The first texts written according to a precise scientific methodology date back to the beginning of the Christian era; the best known are the Carakasaṃhitā (The collection of Caraka), medical compendium which, in the original draft, has been dated as dating back to the century. II d. C., and the Suśrutasaṃhitā (The collection of Suśruta), a treatise on surgery slightly earlier than the previous one. Both collect theories pre-existing at the age in which they were systematically drafted, but, while in the first the notions of general medicine and pharmacopoeia prevail, in the second numerous types of surgical interventions are described that indicate the development and perfection achieved in this field by Hindu medicine. Based on the concept of life force, different from person to person and even in the same person according to various ages and circumstances, on the deep knowledge of the relationship between psychology and physiology (yoga) and on the premise that the human body lives for the harmony of the individual parts, Hindu medicine came to formulate concepts anticipating modern endocrinology, such as the theory of the three doṣa, or primary forces, that is, the force of anabolism, the force of catabolism and the nervous force, to which the three humors are connected: phlegm, bile and wind. The most characteristic aspect of Hindu medicine is its limitation to the description of the phenomenon, as well as the lack of a real etiology. In the face of illness, nothing was possible but to alleviate the pain and suffering. Hence the great development of pharmaceuticals in ancient India starting from the century. III a.
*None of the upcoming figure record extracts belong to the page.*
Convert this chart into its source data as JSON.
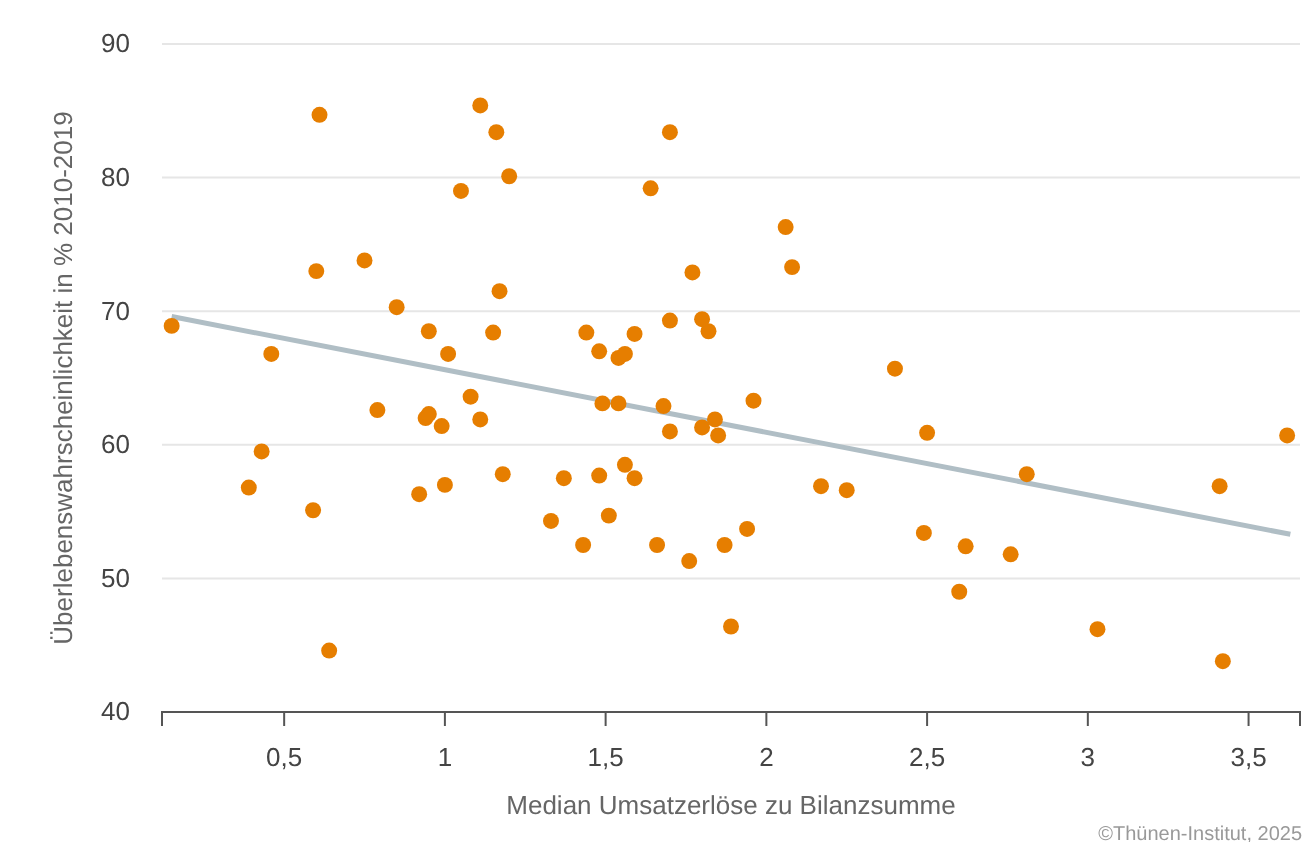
{
  "chart_data": {
    "type": "scatter",
    "xlabel": "Median Umsatzerlöse zu Bilanzsumme",
    "ylabel": "Überlebenswahrscheinlichkeit in % 2010-2019",
    "xlim": [
      0.12,
      3.66
    ],
    "ylim": [
      40,
      90
    ],
    "xticks": [
      {
        "value": 0.5,
        "label": "0,5"
      },
      1,
      {
        "value": 1.5,
        "label": "1,5"
      },
      2,
      {
        "value": 2.5,
        "label": "2,5"
      },
      3,
      {
        "value": 3.5,
        "label": "3,5"
      }
    ],
    "yticks": [
      40,
      50,
      60,
      70,
      80,
      90
    ],
    "grid": "y",
    "series": [
      {
        "color": "#e67e00",
        "marker": "circle",
        "x": [
          0.15,
          0.61,
          0.6,
          0.75,
          0.85,
          0.46,
          0.95,
          1.01,
          1.15,
          1.17,
          1.05,
          1.11,
          1.16,
          1.2,
          0.79,
          0.94,
          0.95,
          0.99,
          1.08,
          1.11,
          0.43,
          0.39,
          0.59,
          0.92,
          1.0,
          1.18,
          0.64,
          1.7,
          1.64,
          2.06,
          2.08,
          1.77,
          1.7,
          1.8,
          1.82,
          1.44,
          1.59,
          1.48,
          1.54,
          1.56,
          1.49,
          1.54,
          1.68,
          1.96,
          1.7,
          1.8,
          1.84,
          1.85,
          1.37,
          1.48,
          1.56,
          1.59,
          1.33,
          1.51,
          1.43,
          1.66,
          1.76,
          1.87,
          1.94,
          1.89,
          2.17,
          2.25,
          2.4,
          2.5,
          2.81,
          3.41,
          3.62,
          2.49,
          2.62,
          2.76,
          2.6,
          3.03,
          3.42
        ],
        "values": [
          68.9,
          84.7,
          73.0,
          73.8,
          70.3,
          66.8,
          68.5,
          66.8,
          68.4,
          71.5,
          79.0,
          85.4,
          83.4,
          80.1,
          62.6,
          62.0,
          62.3,
          61.4,
          63.6,
          61.9,
          59.5,
          56.8,
          55.1,
          56.3,
          57.0,
          57.8,
          44.6,
          83.4,
          79.2,
          76.3,
          73.3,
          72.9,
          69.3,
          69.4,
          68.5,
          68.4,
          68.3,
          67.0,
          66.5,
          66.8,
          63.1,
          63.1,
          62.9,
          63.3,
          61.0,
          61.3,
          61.9,
          60.7,
          57.5,
          57.7,
          58.5,
          57.5,
          54.3,
          54.7,
          52.5,
          52.5,
          51.3,
          52.5,
          53.7,
          46.4,
          56.9,
          56.6,
          65.7,
          60.9,
          57.8,
          56.9,
          60.7,
          53.4,
          52.4,
          51.8,
          49.0,
          46.2,
          43.8
        ]
      },
      {
        "type": "line",
        "color": "#b0bec5",
        "x": [
          0.15,
          3.63
        ],
        "values": [
          69.6,
          53.3
        ],
        "marker": "none"
      }
    ],
    "annotations": [
      "©Thünen-Institut, 2025"
    ]
  }
}
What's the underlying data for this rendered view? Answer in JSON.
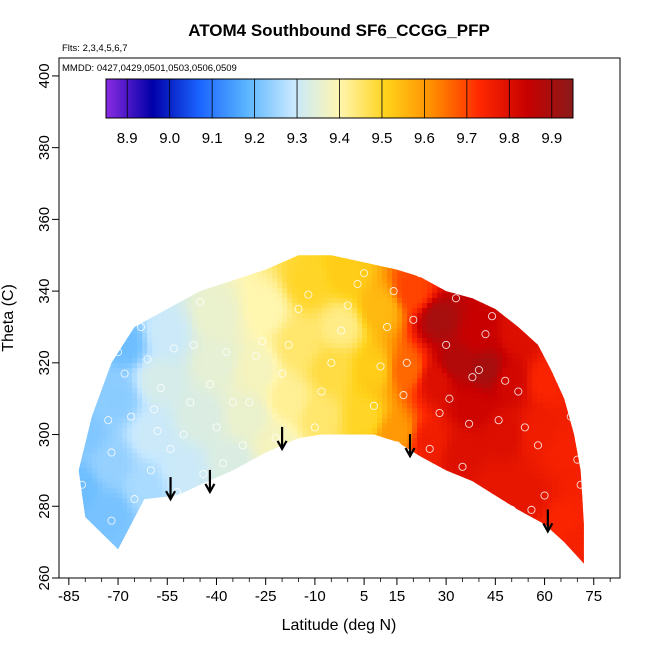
{
  "chart_data": {
    "type": "heatmap",
    "title": "ATOM4 Southbound SF6_CCGG_PFP",
    "flights_label": "Flts: 2,3,4,5,6,7",
    "dates_label": "MMDD: 0427,0429,0501,0503,0506,0509",
    "xlabel": "Latitude (deg N)",
    "ylabel": "Theta (C)",
    "xlim": [
      -88,
      83
    ],
    "ylim": [
      260,
      405
    ],
    "x_ticks": [
      "-85",
      "-70",
      "-55",
      "-40",
      "-25",
      "-10",
      "5",
      "15",
      "30",
      "45",
      "60",
      "75"
    ],
    "x_tick_values": [
      -85,
      -70,
      -55,
      -40,
      -25,
      -10,
      5,
      15,
      30,
      45,
      60,
      75
    ],
    "y_ticks": [
      "260",
      "280",
      "300",
      "320",
      "340",
      "360",
      "380",
      "400"
    ],
    "y_tick_values": [
      260,
      280,
      300,
      320,
      340,
      360,
      380,
      400
    ],
    "colorbar": {
      "range": [
        8.85,
        9.95
      ],
      "ticks": [
        "8.9",
        "9.0",
        "9.1",
        "9.2",
        "9.3",
        "9.4",
        "9.5",
        "9.6",
        "9.7",
        "9.8",
        "9.9"
      ],
      "tick_values": [
        8.9,
        9.0,
        9.1,
        9.2,
        9.3,
        9.4,
        9.5,
        9.6,
        9.7,
        9.8,
        9.9
      ],
      "colors": [
        "#8a2be2",
        "#0000a8",
        "#1a64ff",
        "#5ab4ff",
        "#c6e8ff",
        "#fff6b0",
        "#ffd21a",
        "#ff8c00",
        "#ff2800",
        "#c80000",
        "#8b1a1a"
      ]
    },
    "field_samples": [
      {
        "lat": -82,
        "theta": 285,
        "value": 9.2
      },
      {
        "lat": -80,
        "theta": 300,
        "value": 9.22
      },
      {
        "lat": -78,
        "theta": 315,
        "value": 9.23
      },
      {
        "lat": -72,
        "theta": 278,
        "value": 9.21
      },
      {
        "lat": -72,
        "theta": 292,
        "value": 9.24
      },
      {
        "lat": -70,
        "theta": 310,
        "value": 9.23
      },
      {
        "lat": -68,
        "theta": 325,
        "value": 9.2
      },
      {
        "lat": -62,
        "theta": 285,
        "value": 9.26
      },
      {
        "lat": -60,
        "theta": 300,
        "value": 9.3
      },
      {
        "lat": -58,
        "theta": 315,
        "value": 9.32
      },
      {
        "lat": -55,
        "theta": 328,
        "value": 9.3
      },
      {
        "lat": -50,
        "theta": 290,
        "value": 9.3
      },
      {
        "lat": -45,
        "theta": 305,
        "value": 9.33
      },
      {
        "lat": -40,
        "theta": 320,
        "value": 9.35
      },
      {
        "lat": -40,
        "theta": 333,
        "value": 9.36
      },
      {
        "lat": -35,
        "theta": 292,
        "value": 9.33
      },
      {
        "lat": -30,
        "theta": 305,
        "value": 9.36
      },
      {
        "lat": -28,
        "theta": 318,
        "value": 9.38
      },
      {
        "lat": -25,
        "theta": 335,
        "value": 9.4
      },
      {
        "lat": -22,
        "theta": 297,
        "value": 9.38
      },
      {
        "lat": -18,
        "theta": 310,
        "value": 9.42
      },
      {
        "lat": -15,
        "theta": 325,
        "value": 9.45
      },
      {
        "lat": -12,
        "theta": 342,
        "value": 9.5
      },
      {
        "lat": -8,
        "theta": 305,
        "value": 9.45
      },
      {
        "lat": -5,
        "theta": 318,
        "value": 9.48
      },
      {
        "lat": -2,
        "theta": 330,
        "value": 9.43
      },
      {
        "lat": 0,
        "theta": 345,
        "value": 9.52
      },
      {
        "lat": 5,
        "theta": 305,
        "value": 9.5
      },
      {
        "lat": 8,
        "theta": 318,
        "value": 9.52
      },
      {
        "lat": 10,
        "theta": 335,
        "value": 9.55
      },
      {
        "lat": 15,
        "theta": 300,
        "value": 9.6
      },
      {
        "lat": 18,
        "theta": 318,
        "value": 9.66
      },
      {
        "lat": 20,
        "theta": 340,
        "value": 9.7
      },
      {
        "lat": 25,
        "theta": 298,
        "value": 9.76
      },
      {
        "lat": 27,
        "theta": 315,
        "value": 9.8
      },
      {
        "lat": 28,
        "theta": 332,
        "value": 9.9
      },
      {
        "lat": 33,
        "theta": 320,
        "value": 9.88
      },
      {
        "lat": 35,
        "theta": 295,
        "value": 9.8
      },
      {
        "lat": 38,
        "theta": 308,
        "value": 9.83
      },
      {
        "lat": 40,
        "theta": 328,
        "value": 9.84
      },
      {
        "lat": 42,
        "theta": 318,
        "value": 9.9
      },
      {
        "lat": 45,
        "theta": 285,
        "value": 9.78
      },
      {
        "lat": 48,
        "theta": 300,
        "value": 9.8
      },
      {
        "lat": 50,
        "theta": 315,
        "value": 9.82
      },
      {
        "lat": 52,
        "theta": 328,
        "value": 9.8
      },
      {
        "lat": 55,
        "theta": 282,
        "value": 9.78
      },
      {
        "lat": 58,
        "theta": 300,
        "value": 9.76
      },
      {
        "lat": 60,
        "theta": 315,
        "value": 9.74
      },
      {
        "lat": 65,
        "theta": 275,
        "value": 9.74
      },
      {
        "lat": 66,
        "theta": 295,
        "value": 9.75
      },
      {
        "lat": 70,
        "theta": 270,
        "value": 9.75
      }
    ],
    "domain_bottom": [
      [
        -80,
        277
      ],
      [
        -70,
        268
      ],
      [
        -62,
        282
      ],
      [
        -52,
        283
      ],
      [
        -45,
        286
      ],
      [
        -35,
        290
      ],
      [
        -25,
        295
      ],
      [
        -15,
        299
      ],
      [
        -8,
        300
      ],
      [
        0,
        300
      ],
      [
        8,
        300
      ],
      [
        15,
        298
      ],
      [
        22,
        294
      ],
      [
        30,
        290
      ],
      [
        38,
        287
      ],
      [
        45,
        283
      ],
      [
        52,
        279
      ],
      [
        60,
        275
      ],
      [
        66,
        270
      ],
      [
        72,
        264
      ]
    ],
    "domain_top": [
      [
        -82,
        290
      ],
      [
        -78,
        305
      ],
      [
        -72,
        320
      ],
      [
        -65,
        330
      ],
      [
        -55,
        335
      ],
      [
        -45,
        340
      ],
      [
        -35,
        343
      ],
      [
        -25,
        346
      ],
      [
        -15,
        350
      ],
      [
        -5,
        350
      ],
      [
        5,
        348
      ],
      [
        15,
        346
      ],
      [
        22,
        344
      ],
      [
        30,
        340
      ],
      [
        38,
        338
      ],
      [
        45,
        335
      ],
      [
        52,
        330
      ],
      [
        58,
        325
      ],
      [
        62,
        318
      ],
      [
        66,
        310
      ],
      [
        69,
        300
      ],
      [
        71,
        290
      ],
      [
        72,
        275
      ],
      [
        72,
        264
      ]
    ],
    "observations": [
      [
        -81,
        286
      ],
      [
        -77,
        321
      ],
      [
        -73,
        304
      ],
      [
        -72,
        295
      ],
      [
        -72,
        276
      ],
      [
        -70,
        331
      ],
      [
        -70,
        323
      ],
      [
        -68,
        317
      ],
      [
        -66,
        305
      ],
      [
        -65,
        282
      ],
      [
        -63,
        330
      ],
      [
        -61,
        321
      ],
      [
        -60,
        290
      ],
      [
        -59,
        307
      ],
      [
        -58,
        301
      ],
      [
        -57,
        313
      ],
      [
        -55,
        278
      ],
      [
        -54,
        296
      ],
      [
        -53,
        324
      ],
      [
        -52,
        284
      ],
      [
        -50,
        300
      ],
      [
        -48,
        309
      ],
      [
        -47,
        325
      ],
      [
        -45,
        337
      ],
      [
        -44,
        289
      ],
      [
        -42,
        314
      ],
      [
        -40,
        302
      ],
      [
        -38,
        292
      ],
      [
        -37,
        323
      ],
      [
        -35,
        309
      ],
      [
        -32,
        297
      ],
      [
        -30,
        309
      ],
      [
        -28,
        322
      ],
      [
        -26,
        326
      ],
      [
        -22,
        299
      ],
      [
        -20,
        317
      ],
      [
        -18,
        325
      ],
      [
        -15,
        335
      ],
      [
        -12,
        339
      ],
      [
        -10,
        302
      ],
      [
        -8,
        312
      ],
      [
        -5,
        320
      ],
      [
        -2,
        329
      ],
      [
        0,
        336
      ],
      [
        3,
        342
      ],
      [
        5,
        345
      ],
      [
        8,
        308
      ],
      [
        10,
        319
      ],
      [
        12,
        330
      ],
      [
        14,
        340
      ],
      [
        15,
        297
      ],
      [
        17,
        311
      ],
      [
        18,
        320
      ],
      [
        20,
        332
      ],
      [
        22,
        345
      ],
      [
        25,
        296
      ],
      [
        28,
        306
      ],
      [
        30,
        325
      ],
      [
        31,
        310
      ],
      [
        33,
        338
      ],
      [
        35,
        291
      ],
      [
        37,
        303
      ],
      [
        38,
        316
      ],
      [
        40,
        318
      ],
      [
        42,
        328
      ],
      [
        44,
        333
      ],
      [
        46,
        304
      ],
      [
        48,
        315
      ],
      [
        50,
        279
      ],
      [
        52,
        312
      ],
      [
        54,
        302
      ],
      [
        56,
        279
      ],
      [
        58,
        297
      ],
      [
        60,
        283
      ],
      [
        63,
        330
      ],
      [
        68,
        305
      ],
      [
        70,
        293
      ],
      [
        71,
        286
      ]
    ],
    "arrow_latitudes": [
      -54,
      -42,
      -20,
      19,
      61
    ],
    "arrow_thetas": [
      282,
      284,
      296,
      294,
      273
    ]
  }
}
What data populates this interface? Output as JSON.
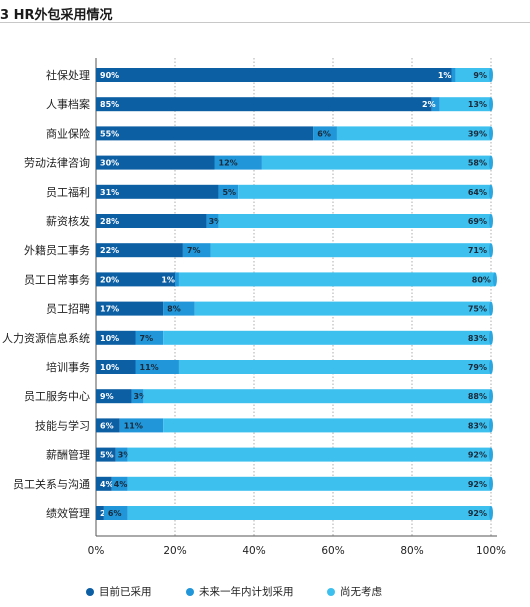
{
  "title": "3 HR外包采用情况",
  "chart_data": {
    "type": "bar",
    "orientation": "horizontal",
    "stacked": true,
    "title": "3 HR外包采用情况",
    "categories": [
      "社保处理",
      "人事档案",
      "商业保险",
      "劳动法律咨询",
      "员工福利",
      "薪资核发",
      "外籍员工事务",
      "员工日常事务",
      "员工招聘",
      "人力资源信息系统",
      "培训事务",
      "员工服务中心",
      "技能与学习",
      "薪酬管理",
      "员工关系与沟通",
      "绩效管理"
    ],
    "series": [
      {
        "name": "目前已采用",
        "color": "#0d5fa4",
        "values": [
          90,
          85,
          55,
          30,
          31,
          28,
          22,
          20,
          17,
          10,
          10,
          9,
          6,
          5,
          4,
          2
        ]
      },
      {
        "name": "未来一年内计划采用",
        "color": "#2196d9",
        "values": [
          1,
          2,
          6,
          12,
          5,
          3,
          7,
          1,
          8,
          7,
          11,
          3,
          11,
          3,
          4,
          6
        ]
      },
      {
        "name": "尚无考虑",
        "color": "#3ec0ef",
        "values": [
          9,
          13,
          39,
          58,
          64,
          69,
          71,
          80,
          75,
          83,
          79,
          88,
          83,
          92,
          92,
          92
        ]
      }
    ],
    "xlim": [
      0,
      100
    ],
    "xticks": [
      "0%",
      "20%",
      "40%",
      "60%",
      "80%",
      "100%"
    ],
    "grid": true,
    "legend_position": "bottom"
  }
}
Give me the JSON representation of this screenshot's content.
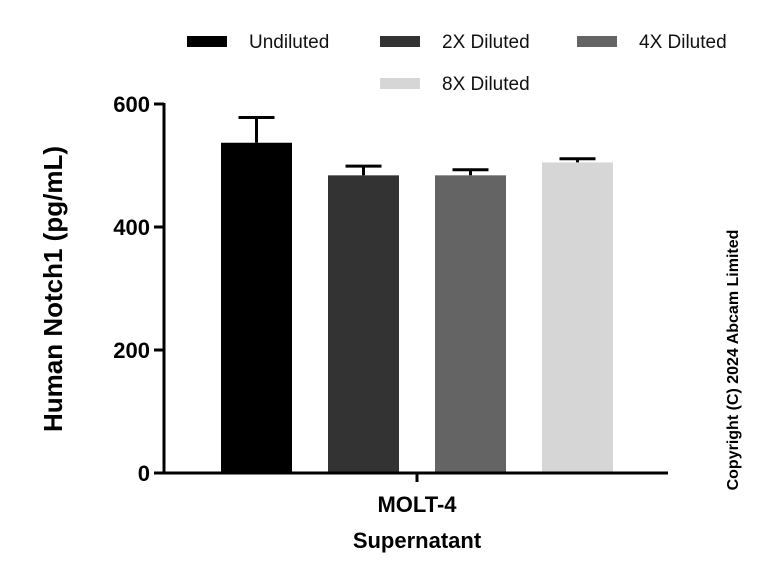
{
  "chart_data": {
    "type": "bar",
    "categories": [
      "MOLT-4",
      "Supernatant"
    ],
    "ylabel": "Human Notch1 (pg/mL)",
    "ylim": [
      0,
      600
    ],
    "yticks": [
      "0",
      "200",
      "400",
      "600"
    ],
    "grid": false,
    "legend_position": "top",
    "series": [
      {
        "name": "Undiluted",
        "value": 537,
        "error": 41,
        "color": "#000000"
      },
      {
        "name": "2X Diluted",
        "value": 484,
        "error": 15,
        "color": "#333333"
      },
      {
        "name": "4X Diluted",
        "value": 484,
        "error": 9,
        "color": "#646464"
      },
      {
        "name": "8X Diluted",
        "value": 505,
        "error": 6,
        "color": "#d6d6d6"
      }
    ]
  },
  "copyright": "Copyright (C) 2024 Abcam Limited"
}
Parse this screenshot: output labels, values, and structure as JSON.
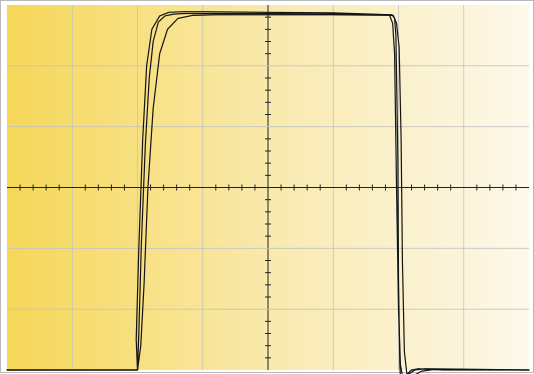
{
  "chart_data": {
    "type": "line",
    "title": "",
    "xlabel": "",
    "ylabel": "",
    "grid": true,
    "grid_divisions": {
      "x": 8,
      "y": 6
    },
    "minor_ticks_per_division": 5,
    "xlim": [
      0,
      8
    ],
    "ylim": [
      -3,
      3
    ],
    "colors": {
      "background_left": "#f6d758",
      "background_mid": "#f9ebb4",
      "background_right": "#fdf8ea",
      "grid": "#c3c3c3",
      "axis": "#222222",
      "trace": "#141414"
    },
    "series": [
      {
        "x": [
          0,
          2.0,
          2.02,
          2.06,
          2.12,
          2.18,
          2.24,
          2.32,
          2.42,
          2.55,
          2.72,
          3.0,
          4.0,
          5.0,
          5.9,
          5.94,
          5.96,
          5.99,
          6.0,
          6.02,
          6.04,
          6.08,
          6.14,
          6.2,
          6.3,
          6.45,
          6.7,
          8.0
        ],
        "y": [
          -3.0,
          -3.0,
          -2.4,
          -0.9,
          0.7,
          1.8,
          2.4,
          2.72,
          2.82,
          2.85,
          2.86,
          2.86,
          2.86,
          2.85,
          2.84,
          2.78,
          2.5,
          0.5,
          -1.5,
          -2.9,
          -3.35,
          -3.22,
          -3.06,
          -3.0,
          -2.98,
          -2.99,
          -3.0,
          -3.0
        ]
      },
      {
        "x": [
          0,
          2.0,
          1.98,
          2.02,
          2.08,
          2.14,
          2.22,
          2.34,
          2.48,
          2.7,
          3.0,
          4.0,
          5.0,
          5.86,
          5.91,
          5.94,
          5.97,
          6.0,
          6.03,
          6.08,
          6.14,
          6.25,
          6.4,
          8.0
        ],
        "y": [
          -3.0,
          -3.0,
          -2.5,
          -1.0,
          0.8,
          2.0,
          2.6,
          2.82,
          2.88,
          2.89,
          2.89,
          2.88,
          2.87,
          2.84,
          2.7,
          2.2,
          0.0,
          -2.0,
          -2.92,
          -3.2,
          -3.08,
          -3.0,
          -2.98,
          -3.0
        ]
      },
      {
        "x": [
          0,
          2.0,
          2.05,
          2.1,
          2.16,
          2.24,
          2.34,
          2.46,
          2.62,
          2.85,
          3.2,
          4.0,
          5.0,
          5.92,
          5.97,
          6.01,
          6.04,
          6.06,
          6.09,
          6.14,
          6.22,
          6.35,
          6.55,
          8.0
        ],
        "y": [
          -3.0,
          -3.0,
          -2.6,
          -1.6,
          0.0,
          1.3,
          2.2,
          2.6,
          2.78,
          2.83,
          2.84,
          2.84,
          2.84,
          2.83,
          2.7,
          2.3,
          0.8,
          -1.2,
          -2.7,
          -3.18,
          -3.1,
          -3.02,
          -2.99,
          -3.0
        ]
      }
    ]
  }
}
C. All the pharmacology treaties of the time recommended the use of metal preparations, the most common of which were based on gold and mercury as tonics; the use of soporific powders to be inhaled and drugs to provoke local anesthesia in surgical operations was also particularly widespread. In the end, veterinary medicine and phytotherapy were included in medicine for the Indian conception of life which embraces all its aspects as an expression of the one divine principle. Many of these theories and practices of traditional Indian medicine fall under the concept of ayurveda (science of life), method of treatment and research of harmony between body and mind, halfway between medicine and philosophy, spread also in the West starting from the last years of the twentieth century.